Every January, the pressure to pay school fees is intense. In Lesotho, lenders are now proactively offering loans, making borrowing feel like the only quick fix.
This convenience is a costly trap
When you resort to an unplanned loan especially those instantly available you don’t just pay the school fees. You pay the fees, plus high interest, plus loan application fees over the loan term. This unplanned, short-notice borrowing can easily make you pay three times the original school fee amount in the long run. High interest and fee amounts, reduction in disposable funds and increased stress levels turning a simple school fee into a massive financial burden.
The sticker price of the school fee is only the beginning. Loans often come with the highest interest rates because they are unsecured. When you add origination fees, monthly service fees, and compound interest over a 12 to 24-month term, you aren’t just paying back the principal you are paying lender’s profit. By the time the loan is cleared, the total cash that left your pocket could have paid for three years of school instead of one.
The biggest danger is what happens after January. Every month, a large chunk of your salary is automatically deducted to pay back that loan. This drastically reduces your disposable income the money you need for food, electricity, transport, and emergencies. You may find yourself unable to afford basic household upgrades or even healthy groceries because your future money is already owned by the lenders.

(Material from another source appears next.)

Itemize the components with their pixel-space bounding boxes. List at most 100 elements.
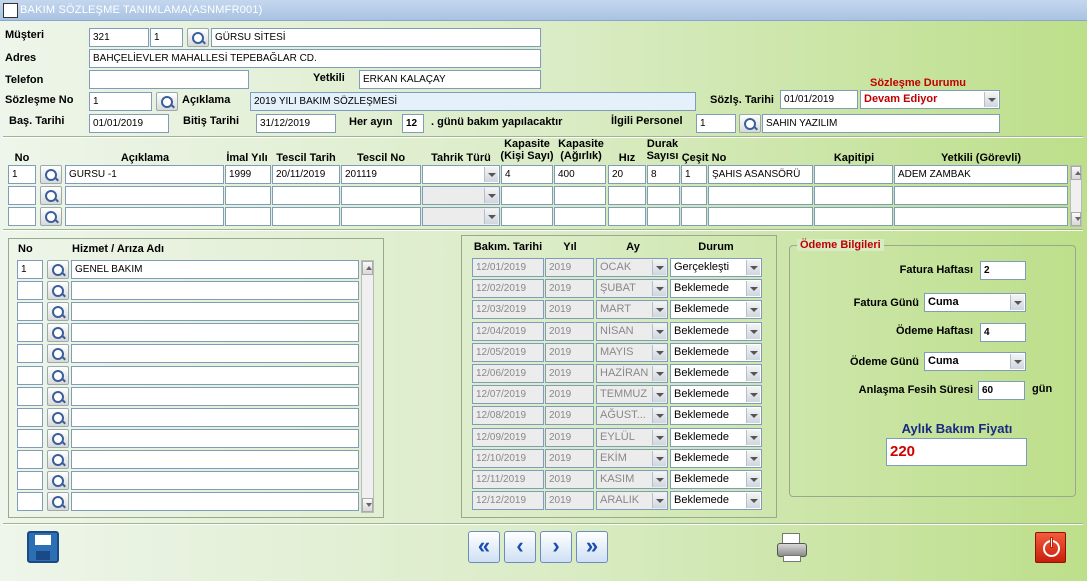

Financial pressure is one of the leading causes of health issues and family tension. The “peace of mind” you get from paying the fees in January is short-lived. It is quickly replaced by 11 months of chronic stress as you struggle to make ends meet with a reduced salary. This stress often leads parents to take another loan just to cover basic living expenses, creating a cycle of debt that is nearly impossible to break.
Don’t let January Disease strike twice. By starting today, you can turn a mountain of debt into a molehill of manageable savings. Here is how to prepare for next year.
Avoid the temptation to spend school money on daily needs. Open a separate savings account specifically for fees. Look into accounts with low monthly fees to keep your school fund out of your main spending view.
The hardest part of saving is remembering to do it. Set up a Standing Instruction on your banking app. Arrange for a fixed amount (e.g., M200 or M500) to move from your salary account to your Education Account when salary is paid. If you don’t see the money, you won’t miss it.
Many Basotho parents use informal savings societies or Stokvels to pool money. Join a group specifically dedicated to Back to School costs. By December, you’ll receive a lump sum that covers uniforms and fees without needing a bank loan.
Divide your total annual school costs (fees, uniforms, transport, and books) by 11 months (February to December). If your total cost is M11,000, saving M1,000 a month ensures you are fully funded by the time schools open. You effectively become your own lender charging yourself 0% interest.
For long-term security (especially for tertiary), consider formal education policies. Look into suitable plans helping you save and include Waiver of Premium benefits, meaning if something happens to you, your child’s education stays funded.
| If Total Annual Cost is… | Save This Per Month (Feb – Dec) | Why This Wins |
| M3,300 | M300 | You pay M0 in interest and save. |
| M5,500 | M500 | You avoid bank administration fees. |
| M11,000 | M1,000 | You keep your credit record clean. |
| M16,500 | M1,500 | You start the year stress-free. |
Don’t trade your family’s future spending power for a short term convenience in 2026.